| > you shouldn't really need a dedicate script to do that It isn't because the terminal is mis-configured and/or mis-interpreting those characters, it's because these characters have historically been used in a special way by troff's ascii output driver, as used by the man command. Bold characters are "emulated" by outputting the character itself, followed by ^H, then by repeating the character, and underline is emulated by outputting _ (the underscore character) followed by ^H, followed by the character to be underlined. This is the same way that bold/underline was achieved on a manual typewriter or by old teletype terminals with paper output. Pagers like "more" & "less" have in-built behaviour that knows how to interpret these sequences and render bold or underline appropriately, and if you "cat" the file your terminal would probably ignore them, but if you open a file with those sequences in a text editor, you're going to see a bunch of unnecessary ^H characters. The OP's script uses the "col" command to remove the unnecessary ^Bs (and the preceding character) that troff has output. By default, GNU groff doesn't actually output those sequences anymore and uses ANSI escape codes instead.
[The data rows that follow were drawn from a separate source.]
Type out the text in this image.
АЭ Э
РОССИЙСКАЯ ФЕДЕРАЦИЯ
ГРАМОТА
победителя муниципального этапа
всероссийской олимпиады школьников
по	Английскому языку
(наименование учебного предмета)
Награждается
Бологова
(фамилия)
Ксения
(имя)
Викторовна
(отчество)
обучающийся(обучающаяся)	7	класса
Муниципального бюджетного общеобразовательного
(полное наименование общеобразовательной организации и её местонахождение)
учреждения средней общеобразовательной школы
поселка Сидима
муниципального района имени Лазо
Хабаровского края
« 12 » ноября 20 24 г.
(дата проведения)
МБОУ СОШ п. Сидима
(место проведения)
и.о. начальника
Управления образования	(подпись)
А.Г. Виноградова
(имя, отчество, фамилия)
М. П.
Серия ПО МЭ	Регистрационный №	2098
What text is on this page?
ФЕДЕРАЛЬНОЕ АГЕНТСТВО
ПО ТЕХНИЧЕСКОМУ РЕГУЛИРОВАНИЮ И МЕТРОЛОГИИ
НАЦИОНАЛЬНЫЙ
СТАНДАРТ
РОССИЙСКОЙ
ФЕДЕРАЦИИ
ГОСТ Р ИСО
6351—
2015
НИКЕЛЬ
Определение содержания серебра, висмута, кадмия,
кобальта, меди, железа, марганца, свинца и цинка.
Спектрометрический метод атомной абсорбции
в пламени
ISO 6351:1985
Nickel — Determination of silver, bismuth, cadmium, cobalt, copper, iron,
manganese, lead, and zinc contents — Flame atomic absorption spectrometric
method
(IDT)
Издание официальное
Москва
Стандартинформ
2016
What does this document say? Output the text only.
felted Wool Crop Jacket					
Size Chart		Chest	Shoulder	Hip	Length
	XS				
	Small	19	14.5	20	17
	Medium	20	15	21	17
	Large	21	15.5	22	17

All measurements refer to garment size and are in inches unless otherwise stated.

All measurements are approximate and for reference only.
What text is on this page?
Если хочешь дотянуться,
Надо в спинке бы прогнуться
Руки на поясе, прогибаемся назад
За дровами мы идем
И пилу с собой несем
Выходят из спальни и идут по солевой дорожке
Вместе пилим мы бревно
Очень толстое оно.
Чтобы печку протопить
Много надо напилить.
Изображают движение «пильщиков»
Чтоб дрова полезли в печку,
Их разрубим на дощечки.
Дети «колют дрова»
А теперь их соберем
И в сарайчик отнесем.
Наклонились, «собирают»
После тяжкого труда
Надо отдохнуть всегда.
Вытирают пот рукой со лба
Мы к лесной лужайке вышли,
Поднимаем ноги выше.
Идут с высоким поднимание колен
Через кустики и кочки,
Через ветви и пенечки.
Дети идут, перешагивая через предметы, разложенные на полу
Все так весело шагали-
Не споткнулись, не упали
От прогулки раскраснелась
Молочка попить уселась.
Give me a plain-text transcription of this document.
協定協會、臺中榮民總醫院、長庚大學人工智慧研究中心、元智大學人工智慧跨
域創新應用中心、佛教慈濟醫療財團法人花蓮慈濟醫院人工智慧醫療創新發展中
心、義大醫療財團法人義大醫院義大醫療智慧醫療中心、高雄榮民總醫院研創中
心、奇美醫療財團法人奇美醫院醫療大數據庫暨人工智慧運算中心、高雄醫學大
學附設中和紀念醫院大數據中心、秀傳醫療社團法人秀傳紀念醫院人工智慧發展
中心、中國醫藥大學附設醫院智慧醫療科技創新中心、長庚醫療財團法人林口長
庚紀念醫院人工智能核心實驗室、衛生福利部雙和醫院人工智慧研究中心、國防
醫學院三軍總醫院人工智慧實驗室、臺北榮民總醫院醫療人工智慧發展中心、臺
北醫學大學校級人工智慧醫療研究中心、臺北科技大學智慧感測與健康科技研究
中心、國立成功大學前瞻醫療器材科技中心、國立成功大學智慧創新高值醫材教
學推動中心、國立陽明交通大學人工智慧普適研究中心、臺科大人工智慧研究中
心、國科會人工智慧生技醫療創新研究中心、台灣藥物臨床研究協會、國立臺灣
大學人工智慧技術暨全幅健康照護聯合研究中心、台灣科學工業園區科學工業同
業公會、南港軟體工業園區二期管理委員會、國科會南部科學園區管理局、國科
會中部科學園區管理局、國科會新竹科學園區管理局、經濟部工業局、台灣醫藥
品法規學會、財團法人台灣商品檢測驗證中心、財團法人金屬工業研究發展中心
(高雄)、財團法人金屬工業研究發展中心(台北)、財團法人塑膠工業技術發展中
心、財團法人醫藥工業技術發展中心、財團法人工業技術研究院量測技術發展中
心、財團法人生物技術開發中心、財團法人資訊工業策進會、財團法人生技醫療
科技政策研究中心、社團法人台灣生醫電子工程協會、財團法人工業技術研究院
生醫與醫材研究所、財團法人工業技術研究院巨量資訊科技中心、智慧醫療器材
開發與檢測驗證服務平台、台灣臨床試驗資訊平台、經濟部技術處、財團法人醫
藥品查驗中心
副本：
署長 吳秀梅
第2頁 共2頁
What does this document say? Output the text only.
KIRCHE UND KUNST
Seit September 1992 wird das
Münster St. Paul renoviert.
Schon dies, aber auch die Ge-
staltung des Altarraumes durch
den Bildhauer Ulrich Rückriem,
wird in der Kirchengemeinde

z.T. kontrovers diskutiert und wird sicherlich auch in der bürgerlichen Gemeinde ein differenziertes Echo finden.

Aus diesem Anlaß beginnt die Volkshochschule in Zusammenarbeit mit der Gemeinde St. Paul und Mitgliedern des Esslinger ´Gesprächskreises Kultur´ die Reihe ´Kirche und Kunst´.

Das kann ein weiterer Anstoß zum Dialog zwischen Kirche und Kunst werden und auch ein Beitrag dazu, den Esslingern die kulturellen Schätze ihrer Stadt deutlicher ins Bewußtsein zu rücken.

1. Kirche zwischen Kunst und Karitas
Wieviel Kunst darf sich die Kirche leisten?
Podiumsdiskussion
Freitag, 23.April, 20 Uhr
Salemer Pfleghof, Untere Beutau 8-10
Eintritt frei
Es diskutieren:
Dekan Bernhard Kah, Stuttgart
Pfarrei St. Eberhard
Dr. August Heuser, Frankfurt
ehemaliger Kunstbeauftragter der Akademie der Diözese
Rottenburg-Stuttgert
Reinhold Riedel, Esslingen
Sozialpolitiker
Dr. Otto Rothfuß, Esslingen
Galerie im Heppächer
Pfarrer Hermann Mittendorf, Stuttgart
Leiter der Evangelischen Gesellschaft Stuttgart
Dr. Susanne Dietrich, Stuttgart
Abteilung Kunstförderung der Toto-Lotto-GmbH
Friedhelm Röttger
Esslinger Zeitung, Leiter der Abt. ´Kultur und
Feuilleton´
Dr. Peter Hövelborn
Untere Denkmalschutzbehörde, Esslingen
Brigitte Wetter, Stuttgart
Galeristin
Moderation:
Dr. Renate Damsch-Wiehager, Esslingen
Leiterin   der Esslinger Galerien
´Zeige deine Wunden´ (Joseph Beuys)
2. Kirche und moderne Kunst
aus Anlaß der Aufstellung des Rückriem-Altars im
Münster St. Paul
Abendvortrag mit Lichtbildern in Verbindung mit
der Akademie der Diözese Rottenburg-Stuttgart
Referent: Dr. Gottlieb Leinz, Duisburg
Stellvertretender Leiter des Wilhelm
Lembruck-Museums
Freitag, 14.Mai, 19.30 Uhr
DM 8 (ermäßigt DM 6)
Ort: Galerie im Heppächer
AFAIK many (most?) distributions actually compile out the ANSI behaviour in favour of the old way though (because "more" and "less" don't actually behave correctly with the ANSI characters by default), but some don't, which breaks the script (it's broken in Cygwin, for instance). FWIW, if you need a fool-proof way to convert a man page to plain old ASCII with no escapes at all, it's easiest just to redirect the output of "man" to a file: man ls > ls.txt
The long-winded way (with groff) is something like: zcat /usr/share/man/man1/ls.1.gz | groff -man -Tascii -P -cbdu > ls.txt
|
Right
>and if you "cat" the file your terminal would probably ignore them
I think the terminal does not ignore them. My guess is that it interprets the characters, but it has no noticeable visual effect on the screen. E.g. if the letter "c" in "cat" is output as "c^hc" (to make in bold in print), the terminal will just print "c", a backspace, then "c" again, which to the user will look the same as a single "c".